Che succede se circolo con il fermo amministrativo sulla moto?

Chi circola con il fermo amministrativo non commette reato ma subisce una sanzione amministrativa, una normale multa che va da 777 a 3.114 euro.

Come evitare il fermo amministrativo sulla moto?

Se si è già ricevuto il preavviso di fermo amministrativo sulla moto si può impedire l’iscrizione della misura cautelare in tre modi:

  • pagare il debito;
  • chiedere una rateazione del debito delle cartelle scadute: in tal caso bisognerà pagare la prima rata, presentare la ricevuta di versamento all’ufficio dell’Agente della Riscossione che rilascerà una quietanza; questa quietanza va poi depositata al Pra che sospende il fermo. Il fermo verrà definitivamente cancellato solo al pagamento dell’ultima rata;
  • fare opposizione: l’opposizione contro la cartella o contro il preavviso non sospendono automaticamente il fermo che va avanti, salvo che il giudice ritenga fondati i motivi di ricorso;
  • se il contribuente è un imprenditore o un professionista e dimostra che il mezzo serve per il lavoro. Si pensi a un agente di commercio. Non è invece il caso del lavoratore dipendente che utilizza la moto come mezzo di locomozione per recarsi al lavoro;
  • se il mezzo rientra nel complesso di beni necessari all’attività d’impresa come l’auto per l’agente di commercio o il trattore per il contadino. Secondo alcuni giudici il fermo amministrativo può scattare sul veicolo utile al contribuente per recarsi al lavoro perché non è un bene strumentale all’attività ma alla persona [1] (come vedremo a breve, questa interpretazione non è condivisa da tutta la giurisprudenza). Per sottrarsi al fermo il veicolo deve quindi far parte del «complesso di beni e strumenti necessari a mandare avanti l’attività stessa», potendo, invece, essere iscritto sull’auto (in questo caso sulla moto) che serve «semplicemente per recarsi al lavoro, in quanto non è un bene strumentale all’attività, ma strumentale alla persona». L’unica interpretazione logica e valida di bene strumentale, dunque, è quella di un bene la cui natura è intrinsecamente connessa all’esercizio dell’impresa o professione da parte del suo titolare.

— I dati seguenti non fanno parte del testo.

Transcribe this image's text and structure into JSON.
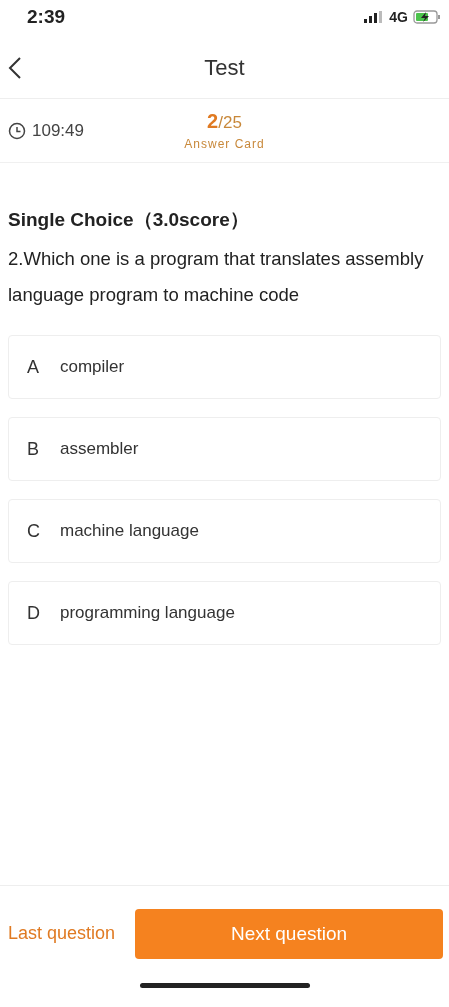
{
  "status_bar": {
    "time": "2:39",
    "network": "4G"
  },
  "nav": {
    "title": "Test"
  },
  "info": {
    "timer": "109:49",
    "current": "2",
    "total": "/25",
    "answer_card": "Answer Card"
  },
  "question": {
    "type": "Single Choice（3.0score）",
    "text": "2.Which one is a program that translates assembly language program to machine code"
  },
  "options": [
    {
      "letter": "A",
      "text": "compiler",
      "selected": false
    },
    {
      "letter": "B",
      "text": "assembler",
      "selected": false
    },
    {
      "letter": "C",
      "text": "machine language",
      "selected": false
    },
    {
      "letter": "D",
      "text": "programming language",
      "selected": false
    }
  ],
  "footer": {
    "prev": "Last question",
    "next": "Next question"
  }
}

Veicolo strumentale all’attività o alla professione

La legge [2] stabilisce che il fermo non è disposto se, entro trenta giorni dalla notifica del preavviso, viene fornita dimostrazione della sua strumentalità.

Riteniamo il termine dei trenta giorni non perentorio, quindi il contribuente, sia successivamente sia in giudizio, rimane libero di dimostrare la strumentalità del veicolo. Però, la dimostrazione “tempestiva” del fatto può avere l’effetto di inibire alla radice il fermo.

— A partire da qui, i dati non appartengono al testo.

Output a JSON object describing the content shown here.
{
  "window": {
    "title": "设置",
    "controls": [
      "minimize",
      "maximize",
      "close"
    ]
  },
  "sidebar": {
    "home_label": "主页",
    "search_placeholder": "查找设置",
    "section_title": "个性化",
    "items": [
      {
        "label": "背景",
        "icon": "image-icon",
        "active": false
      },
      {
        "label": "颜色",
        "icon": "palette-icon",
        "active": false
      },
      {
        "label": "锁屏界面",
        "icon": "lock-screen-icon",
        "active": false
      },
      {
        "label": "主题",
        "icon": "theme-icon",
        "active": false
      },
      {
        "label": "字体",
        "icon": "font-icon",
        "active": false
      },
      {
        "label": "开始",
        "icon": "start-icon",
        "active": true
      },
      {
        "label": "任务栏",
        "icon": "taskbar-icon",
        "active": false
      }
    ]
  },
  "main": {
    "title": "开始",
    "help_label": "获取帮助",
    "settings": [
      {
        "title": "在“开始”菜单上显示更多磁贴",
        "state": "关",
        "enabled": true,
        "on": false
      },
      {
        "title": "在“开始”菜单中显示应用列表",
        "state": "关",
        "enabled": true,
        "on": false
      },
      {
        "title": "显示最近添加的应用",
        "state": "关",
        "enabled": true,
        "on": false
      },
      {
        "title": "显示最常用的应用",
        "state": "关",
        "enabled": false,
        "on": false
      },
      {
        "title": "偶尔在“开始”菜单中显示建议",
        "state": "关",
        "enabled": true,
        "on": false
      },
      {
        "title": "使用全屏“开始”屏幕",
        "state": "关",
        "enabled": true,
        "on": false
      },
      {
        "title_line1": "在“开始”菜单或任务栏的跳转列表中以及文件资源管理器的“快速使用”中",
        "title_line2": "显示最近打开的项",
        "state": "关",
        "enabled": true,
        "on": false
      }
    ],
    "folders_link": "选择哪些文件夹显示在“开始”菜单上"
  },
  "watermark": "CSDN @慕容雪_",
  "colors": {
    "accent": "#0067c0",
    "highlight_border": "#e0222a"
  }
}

Un parametro utile è costituito dall’interpretazione dell’Agenzia delle Entrate sul concetto di strumentalità, riguardante «i soli casi in cui il conseguimento dei ricavi caratteristici dell’impresa dipende direttamente dall’impiego del veicolo».

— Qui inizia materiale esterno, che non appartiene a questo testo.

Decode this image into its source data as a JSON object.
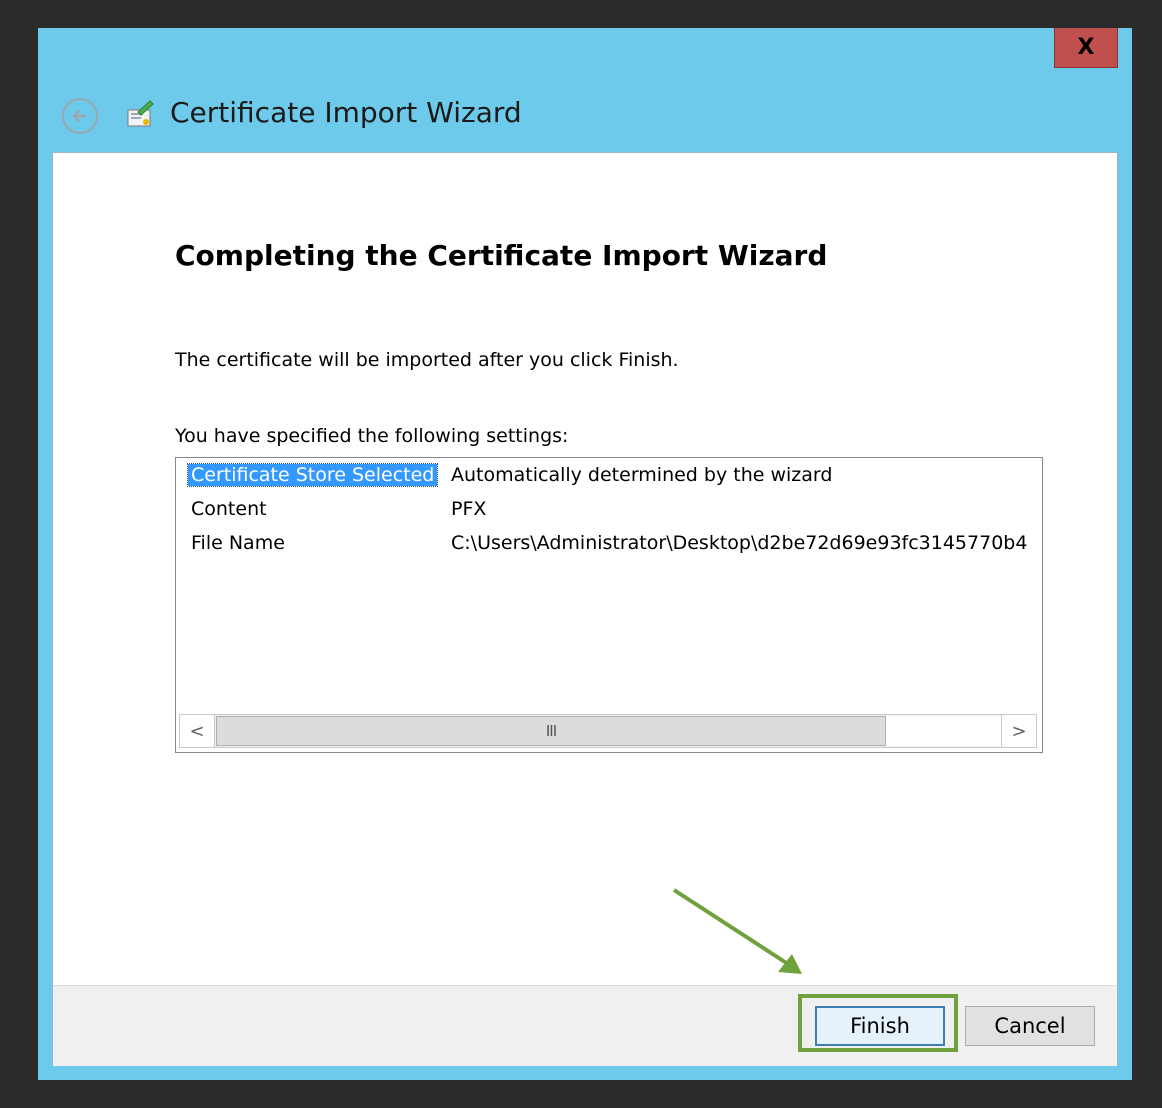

Non manca però qualche giudice secondo cui non si può iscrivere il fermo non solo per i veicoli strumentali, ma altresì se il veicolo è l’unico mezzo per recarsi presso il posto di lavoro e il contribuente possiede reddito di lavoro dipendente [3]. La strumentalità non sussiste quando, seppure vi sia un utilizzo promiscuo del bene, la professione non richieda il necessario utilizzo di un autoveicolo per essere attuata, ne può essere sostenuta l’illegittimità del fermo ove il debitore possieda un altro veicolo per recarsi al lavoro.

Spese di cancellazione del fermo

Quando il fermo viene cancellato, il debitore non è tenuto al pagamento di spese né ad Agenzia delle Entrate-Riscossione né al Pra.

Alla cancellazione, stando ai chiarimenti esposti nel sito internet di Agenzia delle Entrate Riscossione, procede il debitore previo ottenimento del provvedimento di revoca.


note

[1] Ctr Lazio sent. n. 2144/18.

[2] Art. 86 co. 2 del DPR 602/73.

[3] Ctp Milano sent. n. 9202/24/14; Ctp Reggio Emilia sent. n. 80/2/17.